COMMENT: There are few instances where minority shareholders have less influence than they do with listed property funds operating under an external management structure.
So it's usually good news when institutional investors band together in a bid to bring beneficial change and level the playing field for all investors.
In the case of Vital Healthcare Property Trust, the current fight over management fees is rich with irony but it does provide an opportune time to review the company's governance structure.
Vital Healthcare is a unit trust that invests in healthcare and medical-related properties in New Zealand and Australia including hospital operators and other healthcare providers.
About 5000 investors own units in the trust, managed by Canadian firm Northwest Healthcare Properties Management, which also owns 25 per cent of Vital Healthcare.
Last week three institutional investors — Government-backed ACC, ANZ Investments and Mint Asset Management — ramped up their fight to change the way Vital is being managed, hitting out at increasing management fees that they say are inherently unfair to unitholders.
They have put forward five proposals to be voted on at Vital Healthcare's annual meeting to be held in Auckland on December 20.
• Removing the power of the manager to increase its fees.
• An independent review of the management fees.

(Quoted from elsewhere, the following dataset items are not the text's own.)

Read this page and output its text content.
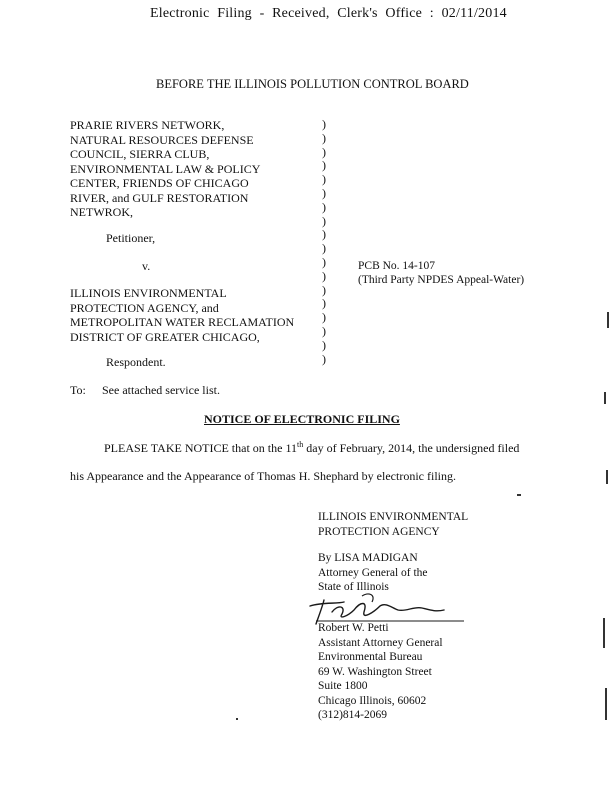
Electronic Filing - Received, Clerk's Office : 02/11/2014
BEFORE THE ILLINOIS POLLUTION CONTROL BOARD
PRARIE RIVERS NETWORK,
NATURAL RESOURCES DEFENSE
COUNCIL, SIERRA CLUB,
ENVIRONMENTAL LAW & POLICY
CENTER, FRIENDS OF CHICAGO
RIVER, and GULF RESTORATION
NETWROK,
Petitioner,
v.
)
)
)
)
)
)
)
)
)
)
)
)
)
)
)
)
)
)
PCB No. 14-107
(Third Party NPDES Appeal-Water)
ILLINOIS ENVIRONMENTAL
PROTECTION AGENCY, and
METROPOLITAN WATER RECLAMATION
DISTRICT OF GREATER CHICAGO,
Respondent.
To: See attached service list.
NOTICE OF ELECTRONIC FILING
PLEASE TAKE NOTICE that on the 11th day of February, 2014, the undersigned filed
his Appearance and the Appearance of Thomas H. Shephard by electronic filing.
ILLINOIS ENVIRONMENTAL
PROTECTION AGENCY
By LISA MADIGAN
Attorney General of the
State of Illinois
Robert W. Petti
Assistant Attorney General
Environmental Bureau
69 W. Washington Street
Suite 1800
Chicago Illinois, 60602
(312)814-2069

• Requiring the manager to negotiate in good faith to lower fees.
• Altering the trust deed to give more power for unitholders to appoint and remove directors and less power to the manager.
• To vote for Paul Mead to be a new independent director on the board of the manager instead of Graham Stuart, who was appointed by the Vital board and is standing for re-election.
The three institutions say management fees have increased by 150 per cent over the last five years while earnings per unit, excluding performance fees, have increased by only 13 per cent. Including performance fees, the total fees paid to the manager have increased by 481 per cent, their analysis shows.
The amount of gross fees Northwest has accumulated since it bought the management contract in 2011 is reported to be around $100m. However that figure does not take into account the costs of running the business.
It is worth noting that Vital's market capitalisation today is $924m, up from approximately $340m in December 2011.
The issue is complicated due to Vital and Northwest recently increasing their investment in ASX-listed Healthscope to 13.4 per cent.
As part of the joint investment Vital has agreed to lend a further $A40m to NorthWest to acquire the Healthscope shares at $2.36 a share under a previously arranged option agreement provided by Deutsche Bank.
Healthscope, which owns 43 hospitals in Australia, is the subject of a takeover offer from property company Brookfield Capital at A$2.455 per share.
There is a potentially strong upside for Vital gaining a blocking stake in Healthscope and unitholders want to ensure their interests are aligned rather than those of the manager.
But the irony of ACC and ANZ fighting this fight cannot be overlooked.
Back in 2011 there was a plan on the table to internalise the management contract that was owned at the time by OnePath, a then unit of ANZ.
OnePath initially wanted $14m, but came down to $8m after pressure from institutional investors. But it did not seem prepared to bow further to the $6m proposed by Vital's independent directors.
ACC and other institutions were pushing for even less and groundwork was being laid to try and vote the trustee into dumping the manager for no cost.
However, that idea was effectively gazumped when ACC sold out to ANZ, leaving the manager in a much stronger position to ward off any unitholder action.
A short time later OnePath sold the contract to NorthWest for $11.5m, while the Canadian firm also bought a 9 per cent shareholding in Vital from ANZ.
Time may only tell whether the entity would have done better under an internal management structure. It has performed well as it is.
But it does seem pretty rich of ANZ and ACC to be complaining about the current structure when they played such a big part in creating it.
ANZ is effectively crying foul over a contract that it wrote itself.
And ACC completely sold out its fellow unitholders when internalisation was still a possibility.
When it comes to property trust's the world moves in mysterious circles.
The good news is Vital's directors have committed to undertaking reviews and they are getting on with it.
But there's more to be done and it would be a pity not to waste another opportunity to establish a more equitable structure that better lines up with unitholder interests.